Além disso, também há grupos que utilizam o espaço do parque para realizar atividades que vão desde passeios com seus cachorros, até um estilo de luta medieval. No domingo, conversamos com lutadores de Draikaner, grupo de Swordplay Boffering (como é chamada a prática de luta medieval). O grupo de mais de 20 pessoas de todas as idades é um entre muitos que existem ao redor do país que pratica o esporte. Os lutadores de Swordplay se reúnem no Ibirapuera atrás do auditório “impreterivelmente todos os domingos; seja dia das mães, dia dos pais, Natal, faça chuva ou faça sol” como nos contou Maria Clara, uma das integrantes que estava treinando como aprendiz.
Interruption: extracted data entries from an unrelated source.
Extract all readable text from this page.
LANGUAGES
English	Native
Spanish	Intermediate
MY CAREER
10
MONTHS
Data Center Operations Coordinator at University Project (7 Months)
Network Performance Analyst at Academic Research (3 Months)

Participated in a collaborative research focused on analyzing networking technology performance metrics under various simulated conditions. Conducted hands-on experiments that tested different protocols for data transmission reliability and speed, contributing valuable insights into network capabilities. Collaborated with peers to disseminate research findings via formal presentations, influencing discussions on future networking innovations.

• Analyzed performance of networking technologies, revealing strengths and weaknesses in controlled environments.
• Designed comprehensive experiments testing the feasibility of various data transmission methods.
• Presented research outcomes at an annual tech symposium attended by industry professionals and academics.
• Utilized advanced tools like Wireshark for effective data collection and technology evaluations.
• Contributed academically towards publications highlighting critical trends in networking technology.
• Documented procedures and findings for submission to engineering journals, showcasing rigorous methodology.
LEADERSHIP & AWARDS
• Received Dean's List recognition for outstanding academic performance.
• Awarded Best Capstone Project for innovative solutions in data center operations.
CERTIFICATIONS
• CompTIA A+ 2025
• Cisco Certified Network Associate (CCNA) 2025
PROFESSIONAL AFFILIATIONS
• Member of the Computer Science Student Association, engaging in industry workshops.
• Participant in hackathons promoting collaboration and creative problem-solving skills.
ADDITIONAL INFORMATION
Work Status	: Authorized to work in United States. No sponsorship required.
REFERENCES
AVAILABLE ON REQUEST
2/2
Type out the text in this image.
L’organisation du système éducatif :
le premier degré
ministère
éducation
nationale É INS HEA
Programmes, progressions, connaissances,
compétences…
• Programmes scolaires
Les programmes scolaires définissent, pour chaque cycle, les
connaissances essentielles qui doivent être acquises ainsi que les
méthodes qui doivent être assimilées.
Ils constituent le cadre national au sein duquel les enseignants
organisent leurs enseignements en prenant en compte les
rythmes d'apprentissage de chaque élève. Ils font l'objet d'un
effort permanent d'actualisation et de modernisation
Caminhando também por outras regiões de São Paulo, não demoramos para perceber as maneiras como as identidades presentes na cidade também se manifestam em forma de protesto. Em uma longa caminhada pela Avenida Paulista, a mais famosa e movimentada avenida da cidade, encontramos nos muros marcas produzidas por grupos que procuram se fazer existir perante uma sociedade que ainda carrega intolerância e preconceito contra aqueles que são diferentes do “padrão”.

O espaço urbano é onde os grupos encontram maneiras de utilizar sua voz. Aqui, vemos cartazes de manifestação de resistência de grupos LGBTQI+ e feministas.

Seguindo a caminhada e chegando até a Rua Augusta, encontramos mais manifestações. Conhecida por seus bares, boates e restaurantes, é uma das ruas mais famosas e frequentadas de São Paulo, onde muitas pessoas circulam dia e noite.

Aplicações de estêncil em um muro branco manifestam frases relembrando duas mortes que abalaram o país no geral mas especialmente a população negra, feminina e periférica: Marielle, vereadora do Rio de Janeiro, feminista, lésbica e militante pelos direitos humanos que foi executada em março desse ano e Matheusa, estudante, transsexual e artista que também foi assassinada no RJ. Ambas as mortes trouxeram um abalo para esses grupos identitários, ao mesmo tempo em que aumentaram a força de resistência. A produção de marcas visuais reafirmando a própria identidade faz parte de uma luta muito maior. Ao fazerem isso, os grupos ocupam um local da cidade manifestando sua resistência contra qualquer tipo de preconceito; seja através de símbolos, arte, poesia, qualquer tipo de representação que compõe um ato político de existência. Esses atos só mostram como esses grupo estão em busca de conquista de espaço, tanto político, quanto social e civil.